「蝶」の音(オン)。古くは「てふ」と書かれる。そうは書かれても、「ち」を書き「よ」を小さく書く表記習慣が無かった時代にそれに近い音(オン)としてそう書かれたということであり、現実の発音は「ちょう」でしょう。昆虫の一種の名。

「ちょう・てふ(蝶)」にかんしては、それは漢字「蝶」の音(オン)であり、その昔日本ではこの虫を何と呼んでいたかが問題になる。「ちょう」や「ちょうちょ」と呼ぶ習慣が広まったが、平凡な虫であり、日本在来の名が無かったとは考えにくい。

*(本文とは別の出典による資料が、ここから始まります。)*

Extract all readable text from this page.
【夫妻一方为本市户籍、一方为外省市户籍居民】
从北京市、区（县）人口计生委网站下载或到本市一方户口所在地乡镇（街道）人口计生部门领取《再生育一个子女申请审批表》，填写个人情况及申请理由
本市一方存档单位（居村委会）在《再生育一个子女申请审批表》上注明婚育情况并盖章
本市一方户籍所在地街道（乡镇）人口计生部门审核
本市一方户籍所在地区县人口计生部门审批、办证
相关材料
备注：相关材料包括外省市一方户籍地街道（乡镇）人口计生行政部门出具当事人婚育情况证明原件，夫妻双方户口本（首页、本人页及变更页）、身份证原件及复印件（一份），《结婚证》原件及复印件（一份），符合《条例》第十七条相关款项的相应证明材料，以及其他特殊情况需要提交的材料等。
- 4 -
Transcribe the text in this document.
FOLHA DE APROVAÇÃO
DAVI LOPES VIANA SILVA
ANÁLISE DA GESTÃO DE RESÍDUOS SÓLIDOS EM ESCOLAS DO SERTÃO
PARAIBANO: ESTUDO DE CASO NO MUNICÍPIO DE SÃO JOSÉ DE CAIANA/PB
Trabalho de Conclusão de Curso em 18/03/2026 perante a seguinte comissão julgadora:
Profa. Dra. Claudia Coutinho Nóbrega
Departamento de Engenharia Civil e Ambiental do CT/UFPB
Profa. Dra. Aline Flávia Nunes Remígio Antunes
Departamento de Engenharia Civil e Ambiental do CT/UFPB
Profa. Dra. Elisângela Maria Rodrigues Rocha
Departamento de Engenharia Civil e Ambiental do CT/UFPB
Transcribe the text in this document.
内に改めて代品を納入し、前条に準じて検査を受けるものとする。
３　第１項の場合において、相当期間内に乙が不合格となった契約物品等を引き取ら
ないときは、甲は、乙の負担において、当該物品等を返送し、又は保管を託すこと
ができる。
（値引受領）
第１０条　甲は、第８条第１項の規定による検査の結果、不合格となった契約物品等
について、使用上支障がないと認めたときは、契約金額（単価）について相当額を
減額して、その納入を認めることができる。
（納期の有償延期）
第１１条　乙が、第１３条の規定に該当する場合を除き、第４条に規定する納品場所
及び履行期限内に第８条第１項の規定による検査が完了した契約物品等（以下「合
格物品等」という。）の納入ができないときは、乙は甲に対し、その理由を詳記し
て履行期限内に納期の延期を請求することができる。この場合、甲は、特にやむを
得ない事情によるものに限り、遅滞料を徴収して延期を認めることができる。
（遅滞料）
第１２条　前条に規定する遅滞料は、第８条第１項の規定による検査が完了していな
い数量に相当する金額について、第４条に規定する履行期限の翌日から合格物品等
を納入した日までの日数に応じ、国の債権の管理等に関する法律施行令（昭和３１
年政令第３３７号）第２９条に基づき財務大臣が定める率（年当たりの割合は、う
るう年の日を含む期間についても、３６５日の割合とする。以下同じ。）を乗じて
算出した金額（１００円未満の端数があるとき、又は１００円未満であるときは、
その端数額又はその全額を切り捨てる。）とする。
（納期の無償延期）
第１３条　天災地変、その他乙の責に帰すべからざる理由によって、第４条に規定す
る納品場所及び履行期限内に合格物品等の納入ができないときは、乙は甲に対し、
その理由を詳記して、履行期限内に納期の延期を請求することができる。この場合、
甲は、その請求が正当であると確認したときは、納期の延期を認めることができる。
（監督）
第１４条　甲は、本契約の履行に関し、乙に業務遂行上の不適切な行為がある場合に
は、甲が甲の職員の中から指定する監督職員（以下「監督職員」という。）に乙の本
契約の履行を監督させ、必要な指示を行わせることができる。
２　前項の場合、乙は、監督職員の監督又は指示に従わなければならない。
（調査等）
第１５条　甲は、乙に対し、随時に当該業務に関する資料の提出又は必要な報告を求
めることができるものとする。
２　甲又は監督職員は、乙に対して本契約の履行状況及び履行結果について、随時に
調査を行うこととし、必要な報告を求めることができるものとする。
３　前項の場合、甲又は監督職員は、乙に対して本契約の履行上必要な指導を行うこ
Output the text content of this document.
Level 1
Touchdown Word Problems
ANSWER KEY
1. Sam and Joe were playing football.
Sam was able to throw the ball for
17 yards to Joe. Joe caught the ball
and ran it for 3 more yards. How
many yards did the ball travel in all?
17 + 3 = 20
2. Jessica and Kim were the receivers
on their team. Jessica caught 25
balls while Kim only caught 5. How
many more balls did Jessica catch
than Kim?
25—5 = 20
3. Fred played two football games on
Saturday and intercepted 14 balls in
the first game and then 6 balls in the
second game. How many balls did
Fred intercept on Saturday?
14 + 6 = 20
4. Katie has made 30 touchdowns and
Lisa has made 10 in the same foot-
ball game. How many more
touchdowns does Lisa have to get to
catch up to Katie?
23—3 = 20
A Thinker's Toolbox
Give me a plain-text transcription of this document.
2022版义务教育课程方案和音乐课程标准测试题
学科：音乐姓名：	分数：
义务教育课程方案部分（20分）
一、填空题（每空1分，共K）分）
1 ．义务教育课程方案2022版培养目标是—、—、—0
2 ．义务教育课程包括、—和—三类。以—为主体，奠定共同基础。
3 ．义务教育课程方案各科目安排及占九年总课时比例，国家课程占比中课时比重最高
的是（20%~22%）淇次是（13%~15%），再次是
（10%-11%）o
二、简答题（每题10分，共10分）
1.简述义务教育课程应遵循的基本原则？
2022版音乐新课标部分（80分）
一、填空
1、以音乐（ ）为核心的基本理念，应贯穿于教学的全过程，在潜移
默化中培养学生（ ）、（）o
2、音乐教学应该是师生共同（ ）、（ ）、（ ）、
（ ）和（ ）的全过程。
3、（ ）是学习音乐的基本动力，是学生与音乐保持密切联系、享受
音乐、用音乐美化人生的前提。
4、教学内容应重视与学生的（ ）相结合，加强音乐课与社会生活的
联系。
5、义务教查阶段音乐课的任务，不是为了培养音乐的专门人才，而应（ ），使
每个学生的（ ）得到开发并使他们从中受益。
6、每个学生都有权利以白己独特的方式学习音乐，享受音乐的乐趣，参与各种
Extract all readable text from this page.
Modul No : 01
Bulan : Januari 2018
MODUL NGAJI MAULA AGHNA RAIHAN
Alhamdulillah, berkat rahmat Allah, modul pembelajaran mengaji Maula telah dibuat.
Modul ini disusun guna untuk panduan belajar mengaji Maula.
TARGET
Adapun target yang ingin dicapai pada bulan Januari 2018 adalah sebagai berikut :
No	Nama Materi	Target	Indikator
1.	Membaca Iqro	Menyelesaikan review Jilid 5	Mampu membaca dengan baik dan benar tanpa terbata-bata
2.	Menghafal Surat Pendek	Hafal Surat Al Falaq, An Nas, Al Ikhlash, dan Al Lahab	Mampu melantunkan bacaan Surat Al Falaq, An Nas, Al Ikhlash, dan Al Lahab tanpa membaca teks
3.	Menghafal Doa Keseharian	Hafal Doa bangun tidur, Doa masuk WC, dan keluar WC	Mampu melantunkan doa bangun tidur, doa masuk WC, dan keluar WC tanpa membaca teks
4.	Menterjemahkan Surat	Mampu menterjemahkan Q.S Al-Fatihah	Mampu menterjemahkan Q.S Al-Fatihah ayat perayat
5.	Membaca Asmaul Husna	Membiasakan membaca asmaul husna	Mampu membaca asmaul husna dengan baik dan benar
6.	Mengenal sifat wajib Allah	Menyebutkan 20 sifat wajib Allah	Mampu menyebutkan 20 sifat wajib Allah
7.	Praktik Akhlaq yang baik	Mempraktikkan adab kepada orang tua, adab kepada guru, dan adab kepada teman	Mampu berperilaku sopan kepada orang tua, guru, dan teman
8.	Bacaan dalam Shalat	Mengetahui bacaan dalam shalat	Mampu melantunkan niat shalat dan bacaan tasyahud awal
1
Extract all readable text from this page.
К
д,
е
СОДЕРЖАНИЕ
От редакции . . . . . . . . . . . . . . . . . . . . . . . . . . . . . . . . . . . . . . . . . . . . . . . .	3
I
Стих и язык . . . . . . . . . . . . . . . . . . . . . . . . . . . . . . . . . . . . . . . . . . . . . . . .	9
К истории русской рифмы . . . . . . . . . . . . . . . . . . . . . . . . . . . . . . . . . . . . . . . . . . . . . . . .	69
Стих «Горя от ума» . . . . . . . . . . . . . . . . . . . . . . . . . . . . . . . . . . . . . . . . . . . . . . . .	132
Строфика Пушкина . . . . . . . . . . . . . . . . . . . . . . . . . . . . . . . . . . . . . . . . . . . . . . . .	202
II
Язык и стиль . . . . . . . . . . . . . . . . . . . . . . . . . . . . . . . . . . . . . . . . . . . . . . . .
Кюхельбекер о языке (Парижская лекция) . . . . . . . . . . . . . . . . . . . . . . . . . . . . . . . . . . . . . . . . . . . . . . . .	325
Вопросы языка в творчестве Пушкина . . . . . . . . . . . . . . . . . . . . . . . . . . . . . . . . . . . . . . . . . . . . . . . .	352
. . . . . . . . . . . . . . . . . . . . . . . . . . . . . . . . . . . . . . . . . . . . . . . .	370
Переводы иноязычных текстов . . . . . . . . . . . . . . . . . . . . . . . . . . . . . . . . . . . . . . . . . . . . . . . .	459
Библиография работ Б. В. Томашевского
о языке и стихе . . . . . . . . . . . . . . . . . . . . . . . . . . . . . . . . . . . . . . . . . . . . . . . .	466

蝶の在来名は「はた」ないし「はたはた」でしょう。その羽ばたきを表現する擬態のようなもの。『万葉集』の「2717」にある「世蝶似裳」は「せはたにも」であり、その前句にある「堰(ゐで)越す波」を受けての「瀬(せ)」でもあり、「背(せ)」にも「端(はた)」にも、後ろにも側(そば)にも(会わない)、の意(この部分、一般に、原文(西本願寺本)の「世蝶」が「世染」と書き変えられ「よそめ」と読まれている。誤字であるとして書き変えられているわけであるが、誤字と思った理由は「世蝶」が読めないからということでしょう)。また、蝶を表現する「はた」は神名や枕詞や地名にその痕跡を残しているものと思われます。たとえば、『古事記』において、高千穂の嶺に天下った天照大神の孫神の母神の名「萬幡豊秋津師比賣(よろづはたとよあきづしひめ)」の「はた」は蝶でしょう。「あきづ」は蜻蛉(とんぼ:赤とんぼ)であり、「し」は風の古語。つまりこの神名は、沢山の蝶、沢山の蜻蛉が風の中で大空一杯に舞っている状況の印象から生じたもの。漢字表記は「幡」(のぼり、を意味する)と書かれますが、これは、後世において布切れを(その風になびく音から)「はた」と表現したことによるもの。天孫降臨の神話に布としての旗(はた)のような人工的工芸物が神名として登場するのは不自然に思われます。枕詞の「あをはたの」も、布切れとしての旗(はた)と混濁した用法もあったのかも知れませんが、元来は蝶を意味したものでしょう。『万葉集』にある「青旗乃 木旗能上乎 賀欲布跡羽 目尓者雖視 直尓不相香裳」(あをはたの こはたのうへを かよふとは めにはみれども ただにあはぬかも)、は、単なる枕詞ではなく、現実に遠く青い蝶が飛んでいる様を見ている。この場合「あをはた(青蝶)」は(蝶の一種たる)大紫(おほむらさき)でしょう。「こはた(木旗)」は地名のようですが、これも木の蝶という意味であり、「大紫(おほむらさき)」でしょう。大紫は榎(えのき)に生息する。蝶、とりわけ大紫は、その色彩や風に舞う様から、霊の世界を、すなわち死の世界を、感じさせた(前記の歌は挽歌)。死の世界といっても、それは、仏教的な地獄(これは浄土信仰とともに平安時代に生じた)のごとく、恐ろしいものではなく、それは、忌むべき世界ではあっても懐かしい死者たちがいる懐かしい世界でもあり、生きている者には行くことのできない霊の世界、触れることのできない忌みの世界です。つまり、蝶に霊魂を感じた。そうした事情が、古代において、蝶の歌を歌うことを微妙に避けさせたのでしょう(『万葉集』には蝶の歌は一つも無いと言われる。しかし、上記の歌は蝶が歌われているわけであるから、少なくとも一つはある)。蝶の歌に忌みが生じたのです。これは「はた」という言葉が忘れられ「チョウ」という外来語が広まり定着していった理由の一つでもあるでしょう。古代の日本には、花に戯れる蝶を楽しげに歌う習慣は無かった。「庭には新しき蝶舞ひ」という『万葉集』の歌(815以下)の序文にあるような表現はあくまでも漢詩の影響による中国的な表現だった。地名における「はた(蝶)」の現れとしては、「飛幡(とはた)の浦」の「はた」は蝶でしょう。ただし、とりわけ地名に関しては、その「はた」が蝶なのか布切れとしてのそれなのかは判然としない。